30% of Afghan children are working in child labor

30% of all children in Afghanistan are laboring in some fashion. Most are doing it just to help out their family, because their parents cannot earn money or not enough of it. There are as many as 50,000 to 60,00 child laborers in the city of Kabul alone.

From CNN, writer Kyle Almond filed this story that takes a look at another of the many problems in Afghanistan.

UNICEF has estimated that at least 30% of Afghan children age 5-14 are working in some form. But the issue goes far beyond Afghanistan's borders: UNICEF says that worldwide, approximately 158 million children between 5 and 14, one of every six children in that age group, are engaged in child labor.

"Most of these children are working to help their families meet their basic needs; not all of them," said Eric Edmonds, an associate professor of economics at Dartmouth College who advises many U.S. and international organizations on child labor issues. "I think it's easy to see instances of child abuse and child neglect and assume they're pervasive and they characterize all of those working children. But I think the reality of the situation is that ... most of those working children are doing so to help meet family needs."

While it varies by country, Edmonds said the world's most common child labor -- by far -- is agricultural. Forget about the manufacturing "sweatshops" that tend to dominate the headlines. Often, child labor is simply a kid working on the family farm.
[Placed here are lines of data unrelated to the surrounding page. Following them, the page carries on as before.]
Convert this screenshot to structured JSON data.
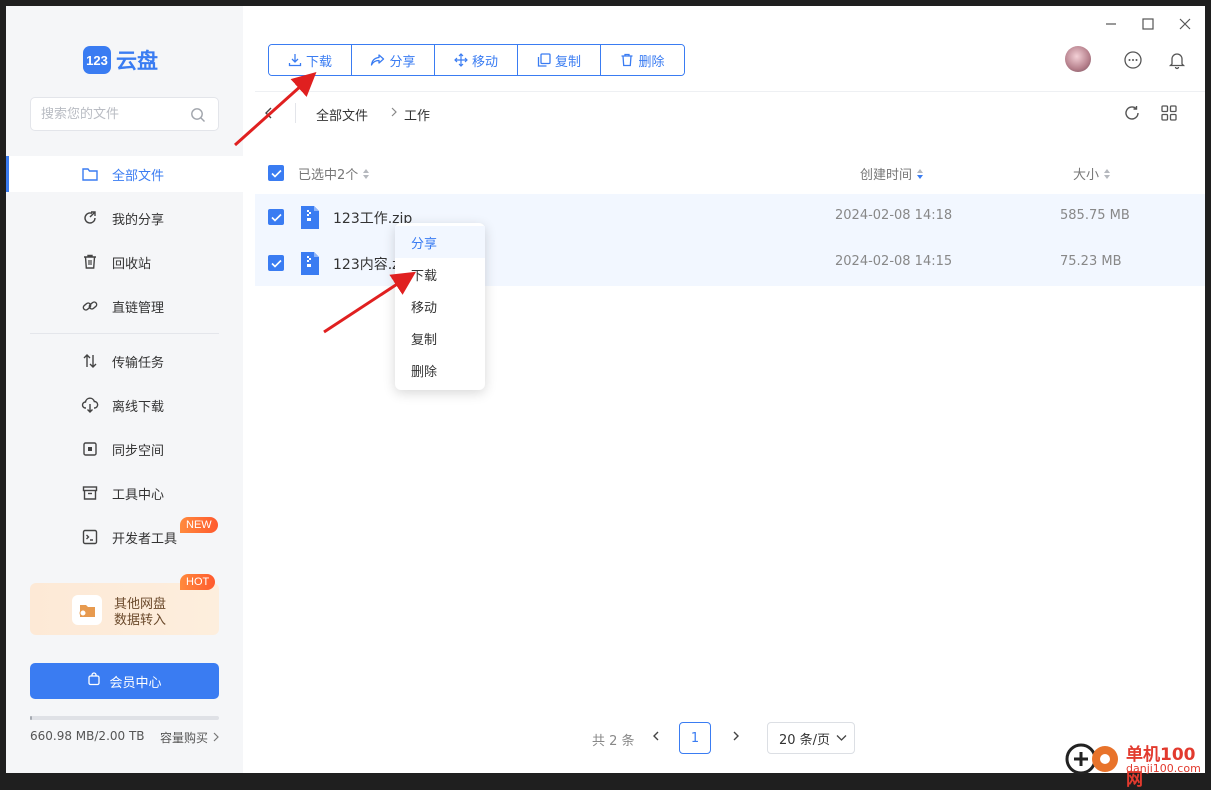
{
  "app": {
    "logo_badge": "123",
    "logo_text": "云盘"
  },
  "search": {
    "placeholder": "搜索您的文件"
  },
  "sidebar": {
    "items": [
      {
        "label": "全部文件",
        "icon": "folder-icon",
        "active": true
      },
      {
        "label": "我的分享",
        "icon": "share-icon"
      },
      {
        "label": "回收站",
        "icon": "trash-icon"
      },
      {
        "label": "直链管理",
        "icon": "link-icon"
      },
      {
        "label": "传输任务",
        "icon": "transfer-icon"
      },
      {
        "label": "离线下载",
        "icon": "cloud-download-icon"
      },
      {
        "label": "同步空间",
        "icon": "sync-icon"
      },
      {
        "label": "工具中心",
        "icon": "toolbox-icon"
      },
      {
        "label": "开发者工具",
        "icon": "terminal-icon",
        "badge": "NEW"
      }
    ],
    "promo": {
      "line1": "其他网盘",
      "line2": "数据转入",
      "badge": "HOT"
    },
    "vip_label": "会员中心",
    "quota": {
      "used_text": "660.98 MB/2.00 TB",
      "buy_label": "容量购买",
      "fraction": 0.0003
    }
  },
  "toolbar": {
    "buttons": [
      {
        "label": "下载",
        "icon": "download-icon"
      },
      {
        "label": "分享",
        "icon": "share-icon"
      },
      {
        "label": "移动",
        "icon": "move-icon"
      },
      {
        "label": "复制",
        "icon": "copy-icon"
      },
      {
        "label": "删除",
        "icon": "delete-icon"
      }
    ]
  },
  "breadcrumb": {
    "root": "全部文件",
    "current": "工作"
  },
  "table": {
    "selected_label": "已选中2个",
    "col_time": "创建时间",
    "col_size": "大小",
    "rows": [
      {
        "name": "123工作.zip",
        "time": "2024-02-08 14:18",
        "size": "585.75 MB",
        "checked": true
      },
      {
        "name": "123内容.z",
        "time": "2024-02-08 14:15",
        "size": "75.23 MB",
        "checked": true
      }
    ]
  },
  "context_menu": {
    "items": [
      "分享",
      "下载",
      "移动",
      "复制",
      "删除"
    ],
    "hovered": "分享"
  },
  "pager": {
    "total": "共 2 条",
    "page": "1",
    "page_size": "20 条/页"
  },
  "watermark": {
    "name": "单机100网",
    "url": "danji100.com"
  },
  "colors": {
    "accent": "#3a7cf2",
    "arrow": "#e02020"
  }
}
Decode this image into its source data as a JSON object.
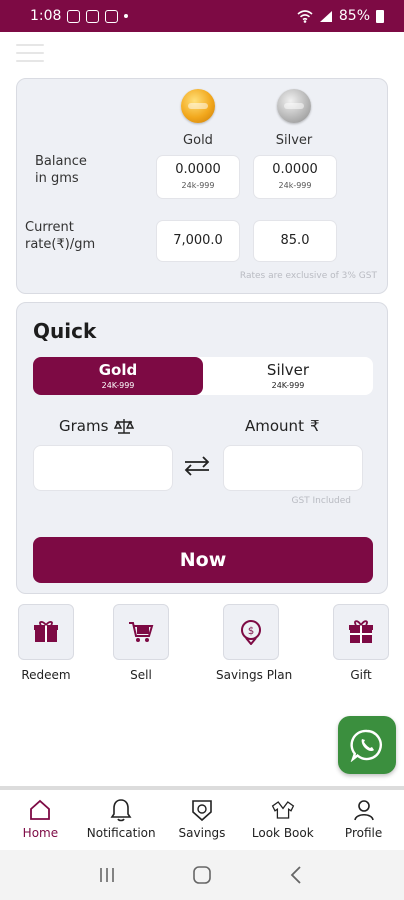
{
  "status_bar": {
    "time": "1:08",
    "battery": "85%"
  },
  "rates": {
    "gold_label": "Gold",
    "silver_label": "Silver",
    "balance_label_line1": "Balance",
    "balance_label_line2": "in gms",
    "gold_balance": "0.0000",
    "silver_balance": "0.0000",
    "gold_karat": "24k-999",
    "silver_karat": "24k-999",
    "rate_label_line1": "Current",
    "rate_label_line2": "rate(₹)/gm",
    "gold_rate": "7,000.0",
    "silver_rate": "85.0",
    "note": "Rates are exclusive of 3% GST"
  },
  "quick": {
    "title": "Quick",
    "toggle": [
      {
        "name": "Gold",
        "karat": "24K-999",
        "active": true
      },
      {
        "name": "Silver",
        "karat": "24K-999",
        "active": false
      }
    ],
    "grams_label": "Grams",
    "amount_label": "Amount",
    "rupee_symbol": "₹",
    "gst_note": "GST Included",
    "now_button": "Now"
  },
  "shortcuts": [
    {
      "label": "Redeem",
      "icon": "gift-box-icon"
    },
    {
      "label": "Sell",
      "icon": "cart-icon"
    },
    {
      "label": "Savings Plan",
      "icon": "savings-coin-icon"
    },
    {
      "label": "Gift",
      "icon": "gift-icon"
    }
  ],
  "tabs": [
    {
      "label": "Home",
      "icon": "home-icon",
      "active": true
    },
    {
      "label": "Notification",
      "icon": "bell-icon",
      "active": false
    },
    {
      "label": "Savings",
      "icon": "savings-icon",
      "active": false
    },
    {
      "label": "Look Book",
      "icon": "shirt-icon",
      "active": false
    },
    {
      "label": "Profile",
      "icon": "person-icon",
      "active": false
    }
  ],
  "colors": {
    "brand": "#7d0a44",
    "card_bg": "#eef0f5",
    "whatsapp": "#3b8f3e"
  }
}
"A lot of people say that's character-building, that's good stuff for them to be doing," Edmonds said. "But the risks associated with agriculture are actually a lot more extreme than a lot of shopkeeping-type tasks that you can imagine: children involved in toxic chemicals, children exposed to pests, children operating machinery that's too large for them, isn't designed to be done by them. All are serious risks that unfortunately a lot of children face."

Of course, the risk of physical harm is just one of many consequences that come with child labor, whether it's on a farm, in a factory or on a street.

The most serious might be the effect it has on society as a whole. If children are spending most of their time working, they'll never be able to attend school and get the education they need to find a better-paying job one day. Often, they will grow up illiterate and poor and pass on the same problems to their own children.